Arena in Ohio, United States

The Struthers Memorial Fieldhouse, or simply Struthers Fieldhouse, is a 3,000-seat multi-purpose arena in Struthers, Ohio. It was dedicated on December 18, 1951 and primarily serves as the home gymnasium to the connected Struthers High School athletic programs. Throughout its history it has been an entertainment and sports venue that serves the larger Youngstown, Ohio metro area.

==Basketball==
The gym is home to the Struthers High School boys and girls basketball programs and also has hosted Ohio High School Athletic Association tournaments for many years. A Struthers and Campbell boys basketball game played in the gym was featured on the cover of a March 1963 edition of Boys' Life magazine.

==Boxing==
Professional boxing cards at the gym go back as far as 1957. Former world champions Harry Arroyo, Ray Mancini, Héctor Camacho and Kelly Pavlik are among the fighters who competed at the venue.

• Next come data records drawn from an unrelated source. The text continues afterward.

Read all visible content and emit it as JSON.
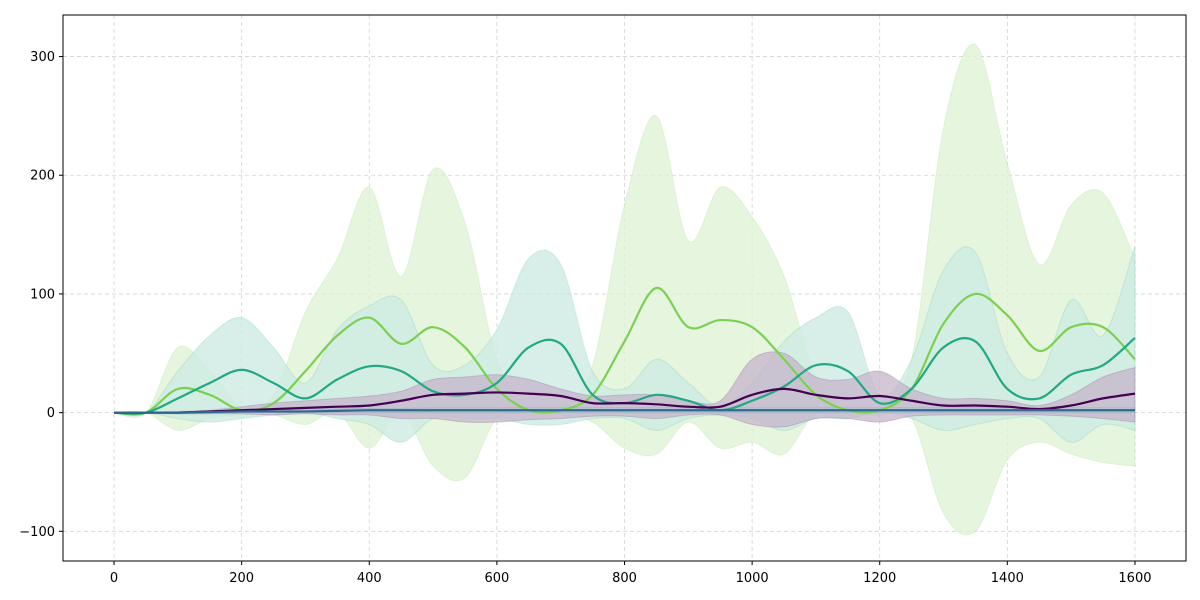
{
  "chart_data": {
    "type": "line",
    "title": "",
    "xlabel": "",
    "ylabel": "",
    "xlim": [
      -80,
      1680
    ],
    "ylim": [
      -125,
      335
    ],
    "x_ticks": [
      0,
      200,
      400,
      600,
      800,
      1000,
      1200,
      1400,
      1600
    ],
    "y_ticks": [
      -100,
      0,
      100,
      200,
      300
    ],
    "x_tick_labels": [
      "0",
      "200",
      "400",
      "600",
      "800",
      "1000",
      "1200",
      "1400",
      "1600"
    ],
    "y_tick_labels": [
      "−100",
      "0",
      "100",
      "200",
      "300"
    ],
    "grid": true,
    "legend": "none",
    "x": [
      0,
      50,
      100,
      150,
      200,
      250,
      300,
      350,
      400,
      450,
      500,
      550,
      600,
      650,
      700,
      750,
      800,
      850,
      900,
      950,
      1000,
      1050,
      1100,
      1150,
      1200,
      1250,
      1300,
      1350,
      1400,
      1450,
      1500,
      1550,
      1600
    ],
    "series": [
      {
        "color": "#ddf2d3",
        "line_color": "#7ad151",
        "mean": [
          0,
          0,
          20,
          15,
          2,
          8,
          35,
          65,
          80,
          58,
          72,
          55,
          20,
          2,
          2,
          15,
          60,
          105,
          72,
          78,
          72,
          45,
          15,
          2,
          2,
          20,
          75,
          100,
          82,
          52,
          72,
          72,
          45
        ],
        "upper": [
          0,
          0,
          55,
          35,
          5,
          15,
          85,
          130,
          190,
          115,
          205,
          160,
          45,
          5,
          5,
          40,
          175,
          250,
          145,
          190,
          165,
          115,
          30,
          5,
          5,
          45,
          240,
          310,
          210,
          125,
          175,
          185,
          130
        ],
        "lower": [
          0,
          0,
          -15,
          -5,
          -2,
          -2,
          -10,
          0,
          -30,
          0,
          -45,
          -55,
          -5,
          -2,
          -2,
          -8,
          -30,
          -35,
          -8,
          -30,
          -25,
          -35,
          0,
          -2,
          -2,
          -5,
          -85,
          -100,
          -40,
          -25,
          -35,
          -42,
          -45
        ]
      },
      {
        "color": "#cbe9e2",
        "line_color": "#22a884",
        "mean": [
          0,
          0,
          12,
          25,
          36,
          25,
          12,
          28,
          39,
          35,
          18,
          15,
          25,
          55,
          58,
          15,
          8,
          15,
          10,
          2,
          10,
          22,
          40,
          35,
          8,
          20,
          55,
          60,
          20,
          12,
          32,
          40,
          63
        ],
        "upper": [
          0,
          0,
          35,
          65,
          80,
          55,
          25,
          70,
          90,
          95,
          40,
          40,
          70,
          130,
          125,
          35,
          20,
          45,
          25,
          5,
          25,
          60,
          80,
          85,
          15,
          45,
          120,
          135,
          50,
          30,
          95,
          65,
          140
        ],
        "lower": [
          0,
          0,
          -5,
          -8,
          -5,
          -2,
          0,
          -5,
          -10,
          -25,
          -5,
          -5,
          -5,
          -10,
          -10,
          -5,
          -5,
          -15,
          -5,
          -2,
          -5,
          -15,
          -5,
          -5,
          0,
          -5,
          -15,
          -10,
          -5,
          -5,
          -25,
          -10,
          -15
        ]
      },
      {
        "color": "#c6b4cb",
        "line_color": "#440154",
        "mean": [
          0,
          0,
          0,
          1,
          2,
          3,
          4,
          5,
          6,
          10,
          15,
          16,
          17,
          16,
          14,
          8,
          8,
          7,
          5,
          5,
          15,
          20,
          15,
          12,
          14,
          10,
          6,
          6,
          5,
          3,
          6,
          12,
          16
        ],
        "upper": [
          0,
          0,
          1,
          2,
          5,
          8,
          10,
          12,
          14,
          18,
          28,
          30,
          32,
          28,
          20,
          14,
          15,
          15,
          10,
          10,
          45,
          50,
          30,
          28,
          35,
          20,
          12,
          12,
          10,
          6,
          15,
          30,
          38
        ],
        "lower": [
          0,
          0,
          -1,
          -1,
          -1,
          -2,
          -1,
          -2,
          -2,
          -5,
          -5,
          -8,
          -8,
          -6,
          -5,
          -3,
          -3,
          -5,
          -2,
          -2,
          -10,
          -12,
          -5,
          -5,
          -8,
          -3,
          -2,
          -2,
          -2,
          -2,
          -3,
          -5,
          -8
        ]
      },
      {
        "color": "#b9c9d4",
        "line_color": "#31688e",
        "mean": [
          0,
          0,
          0,
          0.5,
          1,
          1,
          1,
          1.5,
          2,
          2,
          2,
          2,
          2,
          2,
          2,
          2,
          2,
          2,
          2,
          2,
          2,
          2,
          2,
          2,
          2,
          2,
          2,
          2,
          2,
          2,
          2,
          2,
          2
        ],
        "upper": [
          0,
          0,
          0.5,
          1.5,
          2,
          2.5,
          3,
          3,
          3.5,
          3.5,
          4,
          4,
          4,
          4,
          4,
          4,
          4,
          4,
          4,
          4,
          4,
          4,
          4,
          4,
          4,
          4,
          4,
          4,
          4,
          4,
          4,
          4,
          4
        ],
        "lower": [
          0,
          0,
          -0.5,
          -0.5,
          0,
          0,
          0,
          0,
          0,
          0,
          0,
          0,
          0,
          0,
          0,
          0,
          0,
          0,
          0,
          0,
          0,
          0,
          0,
          0,
          0,
          0,
          0,
          0,
          0,
          0,
          0,
          0,
          0
        ]
      }
    ]
  }
}
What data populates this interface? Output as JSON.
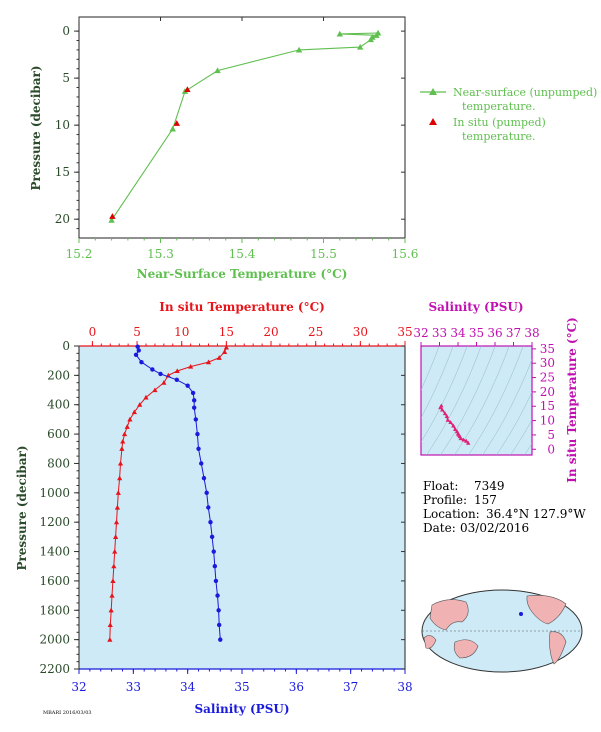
{
  "chart_data": [
    {
      "type": "scatter",
      "title": "",
      "xlabel": "Near-Surface Temperature (°C)",
      "ylabel": "Pressure (decibar)",
      "xlim": [
        15.2,
        15.6
      ],
      "ylim": [
        22,
        -1.5
      ],
      "xticks": [
        "15.2",
        "15.3",
        "15.4",
        "15.5",
        "15.6"
      ],
      "yticks": [
        "0",
        "5",
        "10",
        "15",
        "20"
      ],
      "legend": "right",
      "series": [
        {
          "name": "Near-surface (unpumped) temperature.",
          "color": "#5fbf4f",
          "points": [
            [
              15.567,
              0.2
            ],
            [
              15.52,
              0.3
            ],
            [
              15.565,
              0.45
            ],
            [
              15.56,
              0.65
            ],
            [
              15.558,
              0.9
            ],
            [
              15.545,
              1.7
            ],
            [
              15.47,
              2.0
            ],
            [
              15.37,
              4.2
            ],
            [
              15.33,
              6.4
            ],
            [
              15.315,
              10.4
            ],
            [
              15.24,
              20.1
            ]
          ]
        },
        {
          "name": "In situ (pumped) temperature.",
          "color": "#dd0000",
          "points": [
            [
              15.333,
              6.2
            ],
            [
              15.32,
              9.8
            ],
            [
              15.241,
              19.7
            ]
          ]
        }
      ]
    },
    {
      "type": "scatter",
      "title": "",
      "xlabel_top": "In situ Temperature (°C)",
      "xlabel_bottom": "Salinity (PSU)",
      "ylabel": "Pressure (decibar)",
      "temp_lim": [
        -1.5,
        35
      ],
      "sal_lim": [
        32,
        38
      ],
      "ylim": [
        0,
        2200
      ],
      "temp_ticks": [
        "0",
        "5",
        "10",
        "15",
        "20",
        "25",
        "30",
        "35"
      ],
      "sal_ticks": [
        "32",
        "33",
        "34",
        "35",
        "36",
        "37",
        "38"
      ],
      "yticks": [
        "0",
        "200",
        "400",
        "600",
        "800",
        "1000",
        "1200",
        "1400",
        "1600",
        "1800",
        "2000",
        "2200"
      ],
      "temperature": {
        "color": "#e8141a",
        "points": [
          [
            15,
            10
          ],
          [
            14.8,
            40
          ],
          [
            14.2,
            80
          ],
          [
            13,
            110
          ],
          [
            11,
            140
          ],
          [
            9.5,
            170
          ],
          [
            8.5,
            200
          ],
          [
            8,
            250
          ],
          [
            7,
            300
          ],
          [
            6,
            350
          ],
          [
            5.3,
            400
          ],
          [
            4.7,
            450
          ],
          [
            4.2,
            500
          ],
          [
            3.9,
            550
          ],
          [
            3.6,
            600
          ],
          [
            3.4,
            650
          ],
          [
            3.3,
            700
          ],
          [
            3.15,
            800
          ],
          [
            3.05,
            900
          ],
          [
            2.9,
            1000
          ],
          [
            2.8,
            1100
          ],
          [
            2.7,
            1200
          ],
          [
            2.6,
            1300
          ],
          [
            2.5,
            1400
          ],
          [
            2.4,
            1500
          ],
          [
            2.3,
            1600
          ],
          [
            2.2,
            1700
          ],
          [
            2.1,
            1800
          ],
          [
            2.0,
            1900
          ],
          [
            1.95,
            2000
          ]
        ]
      },
      "salinity": {
        "color": "#1a1adc",
        "points": [
          [
            33.08,
            5
          ],
          [
            33.1,
            30
          ],
          [
            33.05,
            60
          ],
          [
            33.15,
            110
          ],
          [
            33.35,
            160
          ],
          [
            33.5,
            190
          ],
          [
            33.8,
            230
          ],
          [
            34.0,
            270
          ],
          [
            34.1,
            320
          ],
          [
            34.12,
            370
          ],
          [
            34.12,
            420
          ],
          [
            34.15,
            500
          ],
          [
            34.18,
            600
          ],
          [
            34.2,
            700
          ],
          [
            34.25,
            800
          ],
          [
            34.3,
            900
          ],
          [
            34.35,
            1000
          ],
          [
            34.38,
            1100
          ],
          [
            34.42,
            1200
          ],
          [
            34.45,
            1300
          ],
          [
            34.48,
            1400
          ],
          [
            34.5,
            1500
          ],
          [
            34.52,
            1600
          ],
          [
            34.55,
            1700
          ],
          [
            34.57,
            1800
          ],
          [
            34.58,
            1900
          ],
          [
            34.6,
            2000
          ]
        ]
      }
    },
    {
      "type": "scatter",
      "title": "",
      "xlabel": "Salinity (PSU)",
      "ylabel": "In situ Temperature (°C)",
      "xlim": [
        32,
        38
      ],
      "ylim": [
        -2,
        36
      ],
      "xticks": [
        "32",
        "33",
        "34",
        "35",
        "36",
        "37",
        "38"
      ],
      "yticks": [
        "0",
        "5",
        "10",
        "15",
        "20",
        "25",
        "30",
        "35"
      ],
      "ts_points": [
        [
          33.1,
          15.2
        ],
        [
          33.05,
          14.6
        ],
        [
          33.15,
          13.8
        ],
        [
          33.3,
          12.5
        ],
        [
          33.4,
          11.5
        ],
        [
          33.45,
          10.2
        ],
        [
          33.6,
          9.4
        ],
        [
          33.75,
          8.2
        ],
        [
          33.85,
          7.0
        ],
        [
          33.95,
          6.2
        ],
        [
          34.0,
          5.4
        ],
        [
          34.05,
          5.0
        ],
        [
          34.1,
          4.5
        ],
        [
          34.15,
          3.8
        ],
        [
          34.3,
          3.3
        ],
        [
          34.45,
          2.9
        ],
        [
          34.55,
          2.2
        ]
      ]
    }
  ],
  "info": {
    "float_label": "Float:",
    "float_value": "7349",
    "profile_label": "Profile:",
    "profile_value": "157",
    "location_label": "Location:",
    "location_value": "36.4°N  127.9°W",
    "date_label": "Date:",
    "date_value": "03/02/2016"
  },
  "footer_stamp": "MBARI 2016/03/03"
}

==Professional Wrestling==
The World Wrestling Federation used the gym for several matches in the 1980s and 90s. May 23, 1994 and June 5, 1995 episodes of the WWF's Monday Night Raw program were taped in the gym.

==Music==
Before the opening of the Beeghly Center on the campus of Youngstown State University in 1972, the Fieldhouse was one of the largest indoor rock concert venues in the Youngstown, Ohio area. James Brown, The Velvet Underground, The Guess Who and Alice Cooper are among the acts to perform at the Fieldhouse. More recently, a 2004 concert headlined by Trapt and also featuring Smile Empty Soul, Finger Eleven, and Strata was a successful venture for Eric Ryan Productions. Additionally Flyleaf with Shinedown, Seether, and Halestorm at Struthers Fieldhouse (February 19, 2006)

==Television==
Parts of the Route 66 episode "The Opponent" were shot in the Fieldhouse in the fall of 1960. The gym, hallways and locker rooms were used in the production.